A horrible thought occurred to him.
“Is that why you chose Ottawa?” Ilya asked him quietly. “Is that why—Vegas was ready to offer you what was probably one of the most expensive contracts in league history and the ‘C’. Did you pick Ottawa because we didn’t? Because we couldn’t?”
“I picked Ottawa for you, for us.” The ferocity that had abandoned his husband finally returned with that statement. Shane leaned upward to glare at him, as though that would drill his words into Ilya’s brain. “I didn’t pick Ottawa because I wanted to avoid being captain. That was just a bonus. I picked Ottawa because I wanted to live with my husband, and Ottawa made that possible. I was tired of the distance and the pain and the waiting, just like you were. I wanted us to build a life together, Ilya, and live it together, and that matters more than hockey to me. I have all the hockey milestones I need. I have my cups. I have—”
“You have a legacy.”
“I have my laurels,” Shane corrected him lowly, and most would have missed it, but his contrition was as clear as day to Ilya. “Laurels that aren’t worth a legacy when the people I won them with didn’t blink twice before disavowing me. Which is why I know they don’t really matter. I could have gone to Vegas. I could have added to the trophies. I could have…it doesn’t really matter what I could have done. If I had sacrificed us to get there, they would have been just as worthless as the cups I already have are.”
Ilya had not doubted the love his husband had for him, but…
“Your cups are not worthless,” Ilya corrected Shane just as lowly but more gently.
...
“No,” he spoke over his husband firmly. “I’m talking now. A bad captain does not lead any team, even a good team, to a Stanley Cup. But a good captain can’t banish all the rot if he doesn’t have enough support either. No one man can do that all on his lonesome. You think I would have had it this easy in Boston? No, solnyshko, Boston would have been as hard as Montreal. Maybe worse; who knows? I can count on one hand the teammates who would have stood behind me, maybe fewer. I was lucky with Ottawa. Management backed me. Coach Wiebe backed me. I had support. Hunter was lucky in New York. Admirals ownership backed him. Overwhelmingly. The turnover on that team was one for the records after a cup win, and you know it. They even had to get a new coach. You just weren’t as lucky in Montreal, Shane. Management didn’t back you, teammates didn’t back you, and you couldn’t jump ship before disaster struck.”
...
“Yes, but I never wanted to overstep. Or—or take your place.”“Making the right choice is not overstepping.” Ilya thought back to his earlier words. “Is this why you’ve been holding back? Because you think you might overstep?”

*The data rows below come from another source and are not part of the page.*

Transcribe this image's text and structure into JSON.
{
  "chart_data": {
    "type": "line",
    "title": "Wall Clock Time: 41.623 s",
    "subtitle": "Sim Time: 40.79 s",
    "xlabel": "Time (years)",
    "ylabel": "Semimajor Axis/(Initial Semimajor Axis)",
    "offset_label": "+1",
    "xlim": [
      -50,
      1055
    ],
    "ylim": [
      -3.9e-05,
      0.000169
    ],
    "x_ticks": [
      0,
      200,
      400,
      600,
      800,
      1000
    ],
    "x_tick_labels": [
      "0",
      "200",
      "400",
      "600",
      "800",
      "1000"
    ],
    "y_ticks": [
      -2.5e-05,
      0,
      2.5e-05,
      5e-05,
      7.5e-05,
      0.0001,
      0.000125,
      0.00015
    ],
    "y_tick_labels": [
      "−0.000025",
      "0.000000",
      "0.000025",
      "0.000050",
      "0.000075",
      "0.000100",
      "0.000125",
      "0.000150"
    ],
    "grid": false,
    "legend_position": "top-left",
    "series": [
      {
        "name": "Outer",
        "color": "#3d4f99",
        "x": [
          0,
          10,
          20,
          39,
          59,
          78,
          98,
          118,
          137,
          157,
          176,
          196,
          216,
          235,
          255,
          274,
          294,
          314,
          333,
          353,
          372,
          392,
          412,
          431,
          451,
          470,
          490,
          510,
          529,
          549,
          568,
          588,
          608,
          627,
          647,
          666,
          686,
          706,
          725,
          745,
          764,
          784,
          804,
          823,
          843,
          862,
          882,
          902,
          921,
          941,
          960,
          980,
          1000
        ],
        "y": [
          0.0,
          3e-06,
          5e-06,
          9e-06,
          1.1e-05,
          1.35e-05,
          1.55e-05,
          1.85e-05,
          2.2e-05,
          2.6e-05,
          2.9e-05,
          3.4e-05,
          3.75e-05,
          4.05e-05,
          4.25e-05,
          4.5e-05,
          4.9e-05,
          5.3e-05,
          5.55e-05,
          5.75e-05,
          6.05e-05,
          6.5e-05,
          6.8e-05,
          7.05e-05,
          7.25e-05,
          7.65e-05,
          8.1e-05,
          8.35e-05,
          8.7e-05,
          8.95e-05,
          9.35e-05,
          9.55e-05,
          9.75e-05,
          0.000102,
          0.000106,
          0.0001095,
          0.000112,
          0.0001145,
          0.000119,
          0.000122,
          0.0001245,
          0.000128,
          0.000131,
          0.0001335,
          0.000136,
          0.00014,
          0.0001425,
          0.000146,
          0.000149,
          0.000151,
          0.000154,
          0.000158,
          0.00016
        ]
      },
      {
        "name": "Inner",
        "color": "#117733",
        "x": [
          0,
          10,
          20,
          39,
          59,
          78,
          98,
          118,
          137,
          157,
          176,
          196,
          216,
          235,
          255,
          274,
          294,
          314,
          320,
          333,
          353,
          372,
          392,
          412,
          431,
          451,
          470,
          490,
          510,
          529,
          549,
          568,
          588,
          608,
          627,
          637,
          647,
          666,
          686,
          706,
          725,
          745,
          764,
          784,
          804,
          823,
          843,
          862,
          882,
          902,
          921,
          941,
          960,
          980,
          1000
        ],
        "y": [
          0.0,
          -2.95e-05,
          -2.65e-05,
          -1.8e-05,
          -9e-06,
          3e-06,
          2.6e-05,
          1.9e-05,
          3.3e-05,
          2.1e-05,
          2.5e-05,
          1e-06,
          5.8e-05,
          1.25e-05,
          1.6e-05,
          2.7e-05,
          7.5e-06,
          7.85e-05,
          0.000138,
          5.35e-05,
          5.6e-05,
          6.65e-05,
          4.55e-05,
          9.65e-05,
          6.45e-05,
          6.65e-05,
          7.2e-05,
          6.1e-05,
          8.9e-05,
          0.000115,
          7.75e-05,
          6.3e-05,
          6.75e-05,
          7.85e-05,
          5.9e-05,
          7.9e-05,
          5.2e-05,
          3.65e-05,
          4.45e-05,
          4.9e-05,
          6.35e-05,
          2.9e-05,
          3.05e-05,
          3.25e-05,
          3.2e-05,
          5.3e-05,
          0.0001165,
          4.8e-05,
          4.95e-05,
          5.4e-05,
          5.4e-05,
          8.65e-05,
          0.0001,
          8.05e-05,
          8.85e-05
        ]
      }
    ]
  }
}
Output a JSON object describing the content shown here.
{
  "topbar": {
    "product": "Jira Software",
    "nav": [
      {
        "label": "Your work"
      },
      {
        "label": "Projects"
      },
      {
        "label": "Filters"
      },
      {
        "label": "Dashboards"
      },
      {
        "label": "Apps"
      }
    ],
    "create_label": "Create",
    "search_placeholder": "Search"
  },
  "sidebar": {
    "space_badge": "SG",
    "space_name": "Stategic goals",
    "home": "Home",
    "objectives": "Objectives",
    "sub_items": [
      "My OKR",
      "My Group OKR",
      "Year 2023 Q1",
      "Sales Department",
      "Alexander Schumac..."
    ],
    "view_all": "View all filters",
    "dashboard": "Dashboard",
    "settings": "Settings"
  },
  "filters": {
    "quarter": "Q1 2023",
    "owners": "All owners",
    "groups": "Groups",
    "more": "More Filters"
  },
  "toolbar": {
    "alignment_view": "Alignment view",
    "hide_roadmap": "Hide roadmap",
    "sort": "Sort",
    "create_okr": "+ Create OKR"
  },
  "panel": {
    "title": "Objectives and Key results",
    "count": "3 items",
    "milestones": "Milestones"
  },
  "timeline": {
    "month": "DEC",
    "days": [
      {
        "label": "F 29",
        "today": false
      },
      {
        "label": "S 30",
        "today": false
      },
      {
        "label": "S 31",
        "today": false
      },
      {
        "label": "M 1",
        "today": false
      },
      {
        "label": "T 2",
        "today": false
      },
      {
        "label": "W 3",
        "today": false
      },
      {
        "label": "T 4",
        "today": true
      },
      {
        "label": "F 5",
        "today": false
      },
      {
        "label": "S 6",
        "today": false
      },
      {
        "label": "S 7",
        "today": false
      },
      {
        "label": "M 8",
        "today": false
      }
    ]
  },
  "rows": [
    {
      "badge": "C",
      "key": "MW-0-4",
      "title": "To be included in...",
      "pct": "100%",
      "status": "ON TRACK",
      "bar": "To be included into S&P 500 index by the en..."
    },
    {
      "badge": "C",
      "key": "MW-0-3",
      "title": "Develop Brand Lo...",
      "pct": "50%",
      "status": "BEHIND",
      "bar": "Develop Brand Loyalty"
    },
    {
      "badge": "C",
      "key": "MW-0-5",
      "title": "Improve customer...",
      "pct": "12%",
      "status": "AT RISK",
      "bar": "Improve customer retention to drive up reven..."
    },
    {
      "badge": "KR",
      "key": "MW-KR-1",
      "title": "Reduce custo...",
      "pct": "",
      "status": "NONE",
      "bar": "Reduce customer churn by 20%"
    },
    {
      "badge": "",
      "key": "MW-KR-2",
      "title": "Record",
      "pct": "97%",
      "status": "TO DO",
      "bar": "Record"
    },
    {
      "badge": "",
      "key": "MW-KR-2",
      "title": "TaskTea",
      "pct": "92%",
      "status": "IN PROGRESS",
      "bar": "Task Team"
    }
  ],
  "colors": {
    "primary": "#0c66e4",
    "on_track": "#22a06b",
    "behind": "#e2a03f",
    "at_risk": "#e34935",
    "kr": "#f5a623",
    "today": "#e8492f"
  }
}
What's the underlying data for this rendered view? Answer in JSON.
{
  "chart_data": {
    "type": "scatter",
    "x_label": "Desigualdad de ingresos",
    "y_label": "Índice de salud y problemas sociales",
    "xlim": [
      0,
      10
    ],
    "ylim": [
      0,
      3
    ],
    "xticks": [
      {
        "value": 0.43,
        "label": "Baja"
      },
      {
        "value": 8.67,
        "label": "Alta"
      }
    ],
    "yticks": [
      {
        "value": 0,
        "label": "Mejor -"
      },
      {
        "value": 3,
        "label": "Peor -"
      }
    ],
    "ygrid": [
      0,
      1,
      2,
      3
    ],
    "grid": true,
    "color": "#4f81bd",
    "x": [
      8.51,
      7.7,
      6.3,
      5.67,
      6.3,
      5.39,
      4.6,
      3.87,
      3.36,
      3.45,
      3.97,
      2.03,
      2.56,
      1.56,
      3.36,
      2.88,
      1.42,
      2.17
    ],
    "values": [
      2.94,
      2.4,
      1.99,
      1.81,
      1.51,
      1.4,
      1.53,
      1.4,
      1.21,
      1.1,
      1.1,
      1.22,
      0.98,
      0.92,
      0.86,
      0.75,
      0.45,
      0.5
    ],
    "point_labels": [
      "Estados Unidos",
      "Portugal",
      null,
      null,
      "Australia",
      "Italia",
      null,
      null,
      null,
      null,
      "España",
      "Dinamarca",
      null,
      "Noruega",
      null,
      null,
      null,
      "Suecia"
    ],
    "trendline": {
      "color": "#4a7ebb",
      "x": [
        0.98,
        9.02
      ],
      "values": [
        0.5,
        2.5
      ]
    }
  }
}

“I’m not really holding back anything the others don’t already know or see.” Shane shook his head insistently. “Everything I see on game tape or on ice, the coaching staff has probably seen anyway, and if they miss it, you and Bood don’t. I’m not some savant who sees more than you all do, Ilya. I just—this was your team, yes? I came in as a player. A good player, yes, but just a player. I didn’t come here to step on any toes or exert influence that I hadn’t earned. I didn’t come here to tell people how to do their jobs when they’ve been doing it fine without me.”
“You are an idiot, lyubimiy.” Ilya snorted at his justification. “You are Shane fucking Hollander. If anyone has earned the right to step on toes, it is you. You think anyone gets Shane Hollander and asks him to be just a player? No team is that dumb, kotik. Teams weren’t falling over themselves, offering you the eye-watering contracts they were to get just a player. They wanted the Shane Hollander package. So do I. If I had not thought you maybe deserved a little break to enjoy your hockey without responsibilities, I would have pulled you into our strategy meetings on your very first week here. But I thought you deserved to ease in at your leisure. I thought you were happy, Shane. I was wrong. I didn’t realize you were being an idiot still.”
“I am happy! And I was not being an idiot—”
...
“Ilya.”“If the only reason you have for saying no is stupid notion that you think you make a bad captain, then I won’t hear it.”